At first it was staffed by volunteers but it later started to employ professionals and developed what was almost an apprenticeship in social care under the Youth Opportunities Programme of the late 1970s.
For her part, Mrs Walker was always on the lookout for new ways of improving the children's development. She became not only an experienced advocate of the rights of young people with learning difficulties, but also a skilful politician. In her efforts to secure funding from public bodies such as Strathclyde Regional Council and Cumbernauld Development Corporation, she learned how to play one against the other. Her groundbreaking strategy worked well.

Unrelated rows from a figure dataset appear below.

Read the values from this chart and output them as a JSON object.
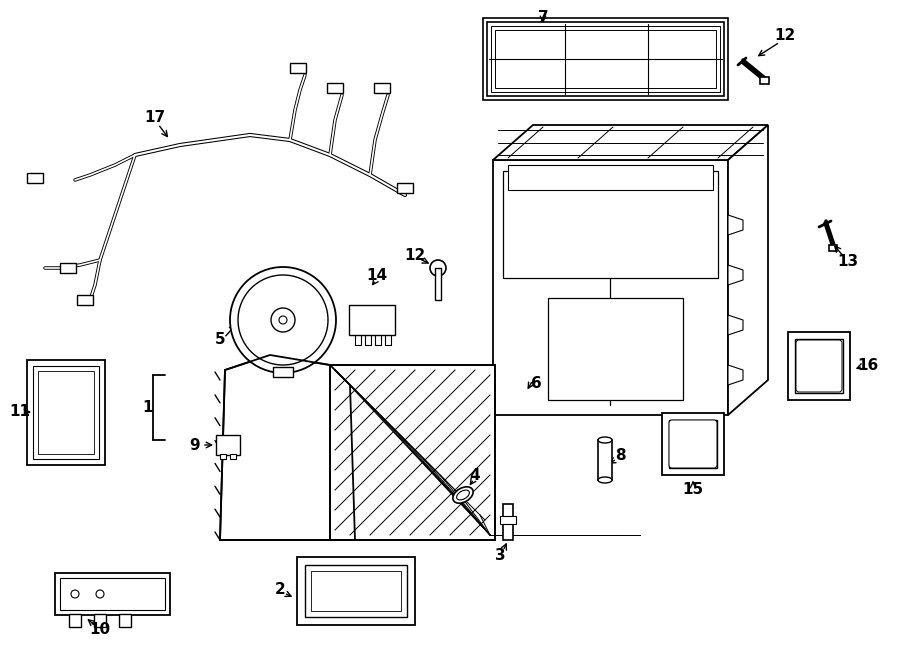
{
  "bg_color": "#ffffff",
  "line_color": "#000000",
  "lw": 1.3,
  "fig_w": 9.0,
  "fig_h": 6.61,
  "dpi": 100
}
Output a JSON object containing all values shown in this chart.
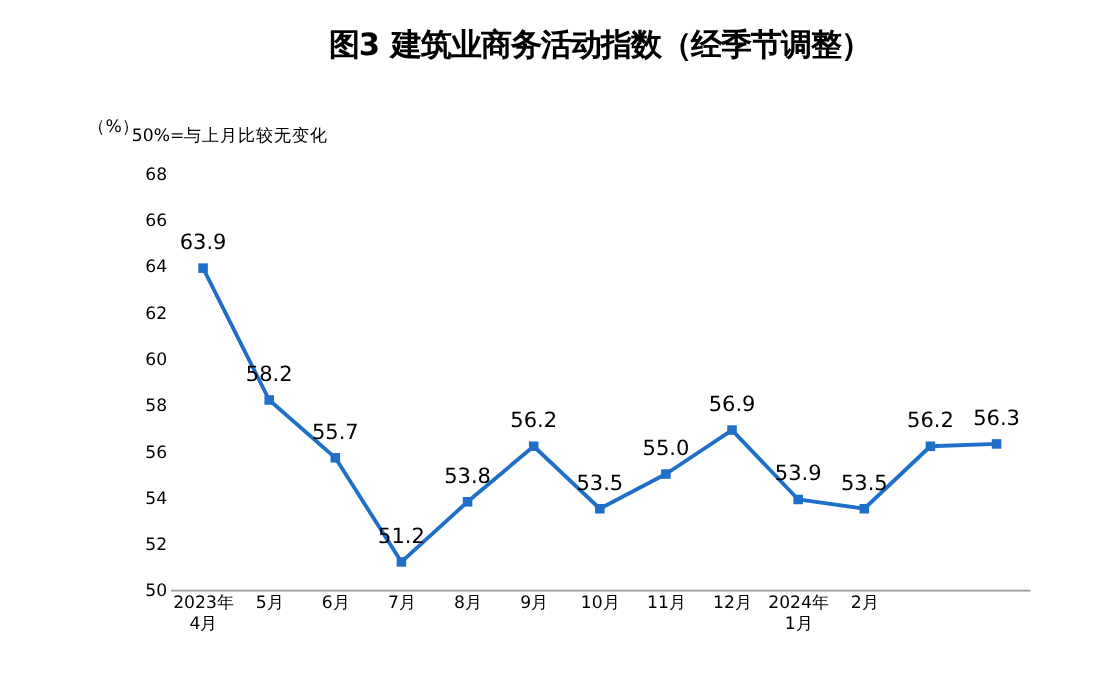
{
  "chart_data": {
    "type": "line",
    "title": "图3  建筑业商务活动指数（经季节调整）",
    "ylabel": "（%）",
    "annotations": [
      "50%=与上月比较无变化"
    ],
    "categories": [
      "2023年\n4月",
      "5月",
      "6月",
      "7月",
      "8月",
      "9月",
      "10月",
      "11月",
      "12月",
      "2024年\n1月",
      "2月",
      null,
      null
    ],
    "series": [
      {
        "color": "#1f6fc8",
        "values": [
          63.9,
          58.2,
          55.7,
          51.2,
          53.8,
          56.2,
          53.5,
          55.0,
          56.9,
          53.9,
          53.5,
          56.2,
          56.3
        ]
      }
    ],
    "value_labels": [
      "63.9",
      "58.2",
      "55.7",
      "51.2",
      "53.8",
      "56.2",
      "53.5",
      "55.0",
      "56.9",
      "53.9",
      "53.5",
      "56.2",
      "56.3"
    ],
    "ylim": [
      50,
      68
    ],
    "yticks": [
      50,
      52,
      54,
      56,
      58,
      60,
      62,
      64,
      66,
      68
    ],
    "marker": "square",
    "line_style": "solid",
    "grid": false
  }
}
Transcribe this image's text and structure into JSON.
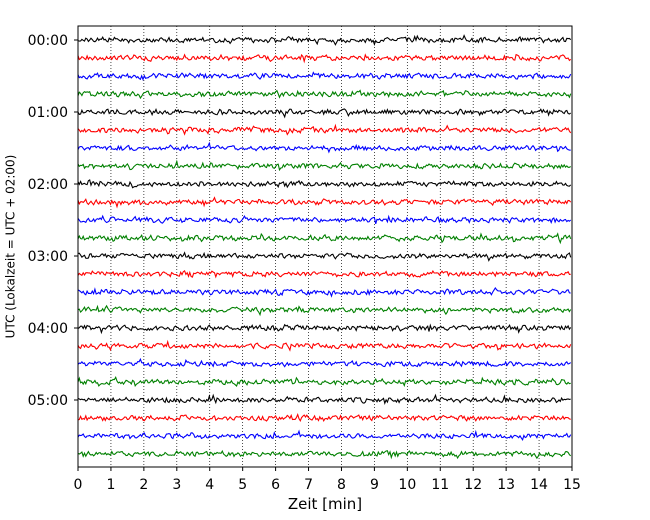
{
  "chart_data": {
    "type": "line",
    "title": "",
    "xlabel": "Zeit  [min]",
    "ylabel": "UTC (Lokalzeit = UTC + 02:00)",
    "xlim": [
      0,
      15
    ],
    "x_ticks": [
      "0",
      "1",
      "2",
      "3",
      "4",
      "5",
      "6",
      "7",
      "8",
      "9",
      "10",
      "11",
      "12",
      "13",
      "14",
      "15"
    ],
    "y_ticks": [
      "00:00",
      "01:00",
      "02:00",
      "03:00",
      "04:00",
      "05:00"
    ],
    "grid": "vertical dotted at each minute",
    "trace_interval_minutes": 15,
    "trace_count": 24,
    "trace_colors": [
      "#000000",
      "#ff0000",
      "#0000ff",
      "#008000"
    ],
    "amplitude": "low-level seismic noise, no significant events"
  }
}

One of her great strengths was in her ability to anticipate developments in the field. Colleagues spoke of her remarkable radar which picked up new ideas that might help youngsters and their families.
She was among the first in Scotland to introduce respite care, for example, which allowed parents and carers to do things other people take for granted - such as going to the cinema or going out for meals.
Having established a first rate service for children with learning difficulties, Sheena Walker then set her sights on providing help for youngsters approaching the next stage in life.
Gifted more property by Cumbernauld Development Corporation in the mid-1980s, the group opened group housing facilities, first in Stonylee Road and then in several other parts of the town. The service, which still continues today, provided about 30 single tenancies.
Mrs Walker, who continued her involvement with Enable until she was in her seventies, received a host of honours for her achievements. She was made an MBE and named the Evening Times's Scotswoman of the Year. She was also twice voted Cumbernauld's Citizen of the Year.
Janet Sheena Walker was born in Maryhill, Glasgow, the daughter of James and Jean Thomson. She was educated at Kelvinside Academy. As a young woman she worked as a hairdresser and an auxiliary nurse at the city's Rottenrow Hospital.
She met her husband Jimmy, a BT engineer, at the dancing in Glasgow. They were married for more than 50 years until Mr Walker's death five years ago.
They had four children, James, Derek, Paul and Gary. Paul, like Derek, was severely disabled. Sadly, he and Gary predeceased their mother.
Mrs Walker, who had been ill for some time and died in Strathcarron Hospice, Denny, is survived by her sons James and Derek, three grandchildren and four great-grandchildren.